今日でGWも終わり、夏休みまでノンストップになります(海の日もありません)。ここが年度通して一番の長丁場で、とにかく長い。何とか体力をもたせられるよう工夫したいと思います。授業準備は大半が済みつつありますし。


さて、昔から何となく考えているトピックが中世ロマンス(物語文学)において絵の果たす役割や解釈等です。
作品の本が容易に手の届くところにないので、以下、何とも曖昧な記述になりますが―例えばEmare(チョーサー『カンタベリー物語』のMan of Law's Taleと同様の話)では主人公の女性Emareが持ってた或いは身につけていた布に、色々な物語の絵か刺繍かがあって、Emareはある意味「読まれる女性」となります。
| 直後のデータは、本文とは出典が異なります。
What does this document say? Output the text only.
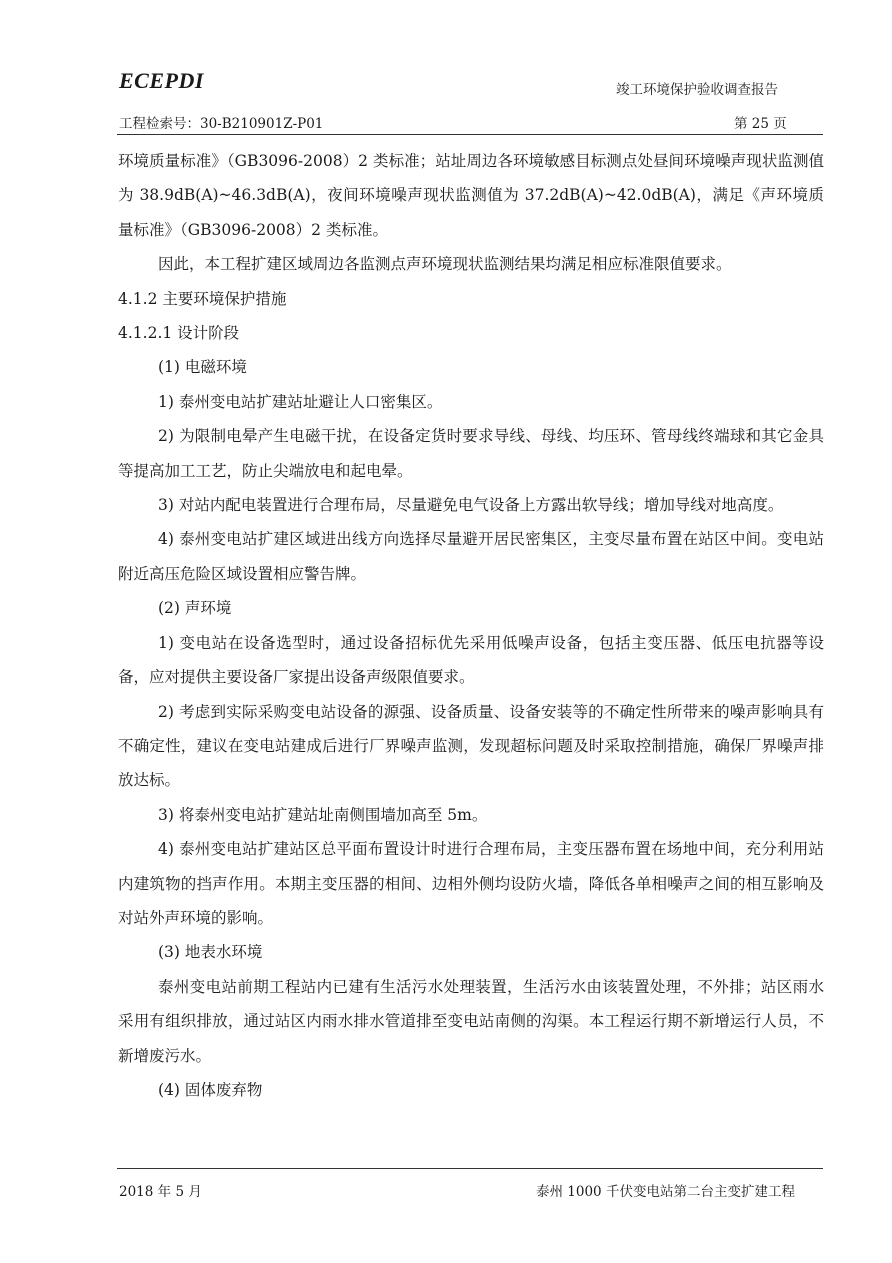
ECEPDI	竣工环境保护验收调查报告
工程检索号：30-B210901Z-P01	第 25 页

环境质量标准》（GB3096-2008）2 类标准；站址周边各环境敏感目标测点处昼间环境噪声现状监测值为 38.9dB(A)~46.3dB(A)，夜间环境噪声现状监测值为 37.2dB(A)~42.0dB(A)，满足《声环境质量标准》（GB3096-2008）2 类标准。

因此，本工程扩建区域周边各监测点声环境现状监测结果均满足相应标准限值要求。

4.1.2 主要环境保护措施

4.1.2.1 设计阶段

(1) 电磁环境

1) 泰州变电站扩建站址避让人口密集区。

2) 为限制电晕产生电磁干扰，在设备定货时要求导线、母线、均压环、管母线终端球和其它金具等提高加工工艺，防止尖端放电和起电晕。

3) 对站内配电装置进行合理布局，尽量避免电气设备上方露出软导线；增加导线对地高度。

4) 泰州变电站扩建区域进出线方向选择尽量避开居民密集区，主变尽量布置在站区中间。变电站附近高压危险区域设置相应警告牌。

(2) 声环境

1) 变电站在设备选型时，通过设备招标优先采用低噪声设备，包括主变压器、低压电抗器等设备，应对提供主要设备厂家提出设备声级限值要求。

2) 考虑到实际采购变电站设备的源强、设备质量、设备安装等的不确定性所带来的噪声影响具有不确定性，建议在变电站建成后进行厂界噪声监测，发现超标问题及时采取控制措施，确保厂界噪声排放达标。

3) 将泰州变电站扩建站址南侧围墙加高至 5m。

4) 泰州变电站扩建站区总平面布置设计时进行合理布局，主变压器布置在场地中间，充分利用站内建筑物的挡声作用。本期主变压器的相间、边相外侧均设防火墙，降低各单相噪声之间的相互影响及对站外声环境的影响。

(3) 地表水环境

泰州变电站前期工程站内已建有生活污水处理装置，生活污水由该装置处理，不外排；站区雨水采用有组织排放，通过站区内雨水排水管道排至变电站南侧的沟渠。本工程运行期不新增运行人员，不新增废污水。

(4) 固体废弃物

2018 年 5 月	泰州 1000 千伏变电站第二台主变扩建工程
その布の絵を他人が見ることによって、物語中の彼女の人生に影響を与えています。
それからFloris and BlancheflourではBlancheflourが売り飛ばされた時にその代金として渡されたカップがあって、それにも絵が刻まれており、なぜか題材はトロイの物語。この場合はこの絵が何か物語を左右するわけではないのですが、なぜここでパリスのヘレンの話が出てくるのでしょう。
そして12世紀のビザンチンのロマンスHysmine and Hysminias(Eumathios Makrembolites著)でも主人公の滞在先の家(そこの娘がヒロイン)の壁画をじっくり鑑賞する場面があり、この絵の鑑賞は一応物語展開に絡んできます。

このように、物語の中において何か物語を表したり、解釈を要したりする絵が出てくる時に、特にそれらの絵の読まれ方あるいは象徴している物事などが物語展開に於いて何らかの重要性がある場合は興味深いモチーフとなると思うんですが・・・V.A. KolveのChaucer and the Imagery of Narrativeとかに何か書いてありそうな気もします。